Based on the Implementation details given in the titled paper (and also in 2016’s Continuous Online Sequence Learning Paper), I have the following two questions:
In equation (4) of the titled paper, what happens if there are more than one cells predicted in a single mini-column? Will all of the predicted cell’s active dendrites receive a reinforcement of their synapses connected to active pre-synaptic cells? If yes, then does this not negatively effect the storage efficiency of the cells of the network?
Equation (3) does not put any columnar inhibition on prediction of a cell, only equation (2) puts a columnar inhibition on the activity of the cell.

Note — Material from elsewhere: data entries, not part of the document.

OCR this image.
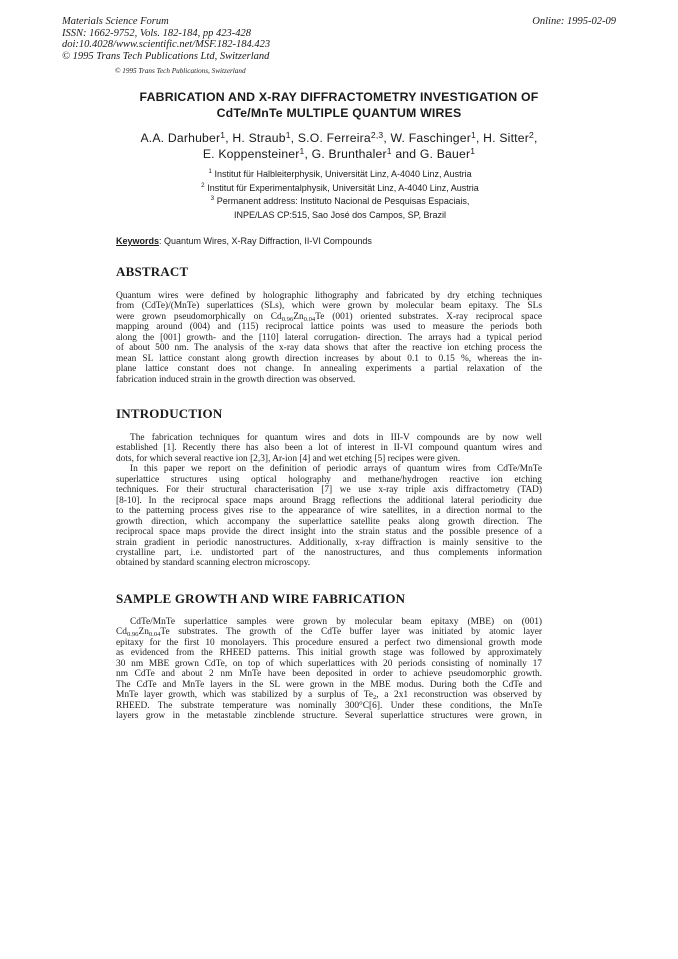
Materials Science Forum
ISSN: 1662-9752, Vols. 182-184, pp 423-428
doi:10.4028/www.scientific.net/MSF.182-184.423
© 1995 Trans Tech Publications Ltd, Switzerland
Online: 1995-02-09
© 1995 Trans Tech Publications, Switzerland
FABRICATION AND X-RAY DIFFRACTOMETRY INVESTIGATION OF
CdTe/MnTe MULTIPLE QUANTUM WIRES
A.A. Darhuber$^1$, H. Straub$^1$, S.O. Ferreira$^{2,3}$, W. Faschinger$^1$, H. Sitter$^2$,
E. Koppensteiner$^1$, G. Brunthaler$^1$ and G. Bauer$^1$
$^1$ Institut für Halbleiterphysik, Universität Linz, A-4040 Linz, Austria
$^2$ Institut für Experimentalphysik, Universität Linz, A-4040 Linz, Austria
$^3$ Permanent address: Instituto Nacional de Pesquisas Espaciais,
INPE/LAS CP:515, Sao José dos Campos, SP, Brazil
Keywords: Quantum Wires, X-Ray Diffraction, II-VI Compounds
ABSTRACT
Quantum wires were defined by holographic lithography and fabricated by dry etching techniques
from (CdTe)/(MnTe) superlattices (SLs), which were grown by molecular beam epitaxy. The SLs
were grown pseudomorphically on $Cd_{0.96}Zn_{0.04}Te$ (001) oriented substrates. X-ray reciprocal space
mapping around (004) and (115) reciprocal lattice points was used to measure the periods both
along the [001] growth- and the [110] lateral corrugation- direction. The arrays had a typical period
of about 500 nm. The analysis of the x-ray data shows that after the reactive ion etching process the
mean SL lattice constant along growth direction increases by about 0.1 to 0.15 %, whereas the in-
plane lattice constant does not change. In annealing experiments a partial relaxation of the
fabrication induced strain in the growth direction was observed.
INTRODUCTION
The fabrication techniques for quantum wires and dots in III-V compounds are by now well
established [1]. Recently there has also been a lot of interest in II-VI compound quantum wires and
dots, for which several reactive ion [2,3], Ar-ion [4] and wet etching [5] recipes were given.
In this paper we report on the definition of periodic arrays of quantum wires from CdTe/MnTe
superlattice structures using optical holography and methane/hydrogen reactive ion etching
techniques. For their structural characterisation [7] we use x-ray triple axis diffractometry (TAD)
[8-10]. In the reciprocal space maps around Bragg reflections the additional lateral periodicity due
to the patterning process gives rise to the appearance of wire satellites, in a direction normal to the
growth direction, which accompany the superlattice satellite peaks along growth direction. The
reciprocal space maps provide the direct insight into the strain status and the possible presence of a
strain gradient in periodic nanostructures. Additionally, x-ray diffraction is mainly sensitive to the
crystalline part, i.e. undistorted part of the nanostructures, and thus complements information
obtained by standard scanning electron microscopy.
SAMPLE GROWTH AND WIRE FABRICATION
CdTe/MnTe superlattice samples were grown by molecular beam epitaxy (MBE) on (001)
$Cd_{0.96}Zn_{0.04}Te$ substrates. The growth of the CdTe buffer layer was initiated by atomic layer
epitaxy for the first 10 monolayers. This procedure ensured a perfect two dimensional growth mode
as evidenced from the RHEED patterns. This initial growth stage was followed by approximately
30 nm MBE grown CdTe, on top of which superlattices with 20 periods consisting of nominally 17
nm CdTe and about 2 nm MnTe have been deposited in order to achieve pseudomorphic growth.
The CdTe and MnTe layers in the SL were grown in the MBE modus. During both the CdTe and
MnTe layer growth, which was stabilized by a surplus of $Te_2$, a 2x1 reconstruction was observed by
RHEED. The substrate temperature was nominally 300°C[6]. Under these conditions, the MnTe
layers grow in the metastable zincblende structure. Several superlattice structures were grown, in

On a similar note to the first one, what happens if – in equation (5) – there are more than one dendritic segments (from all the dendritic segments on all the cells in a particular unpredicted mini-column) that have a maximum overlap with the previous time-step’s activity pattern?
1- All the predictive cells within the active mini-column become active. However, the reinforcement of the synaptic connections can be applied only to the learning cells.
If yes, then does this not negatively effect the storage efficiency of the cells of the network?
There is always a likelihood of activating two or more cells within the same mini-column, but it is very low! Thus, I would say ‘yes’ it negatively affects the storage efficiency, but it is negligible.
2- If you have more than one active dendritic segment within a cell, that cell becomes predictive. During learning, all the active dendritic segments will be updated (assuming the cell status is changed from predictive to active.).
Thank you for your response!
I’ll implement this in my ongoing HTM implementation for learning of Simple and Embedded Reber Grammars and see how the network evolves.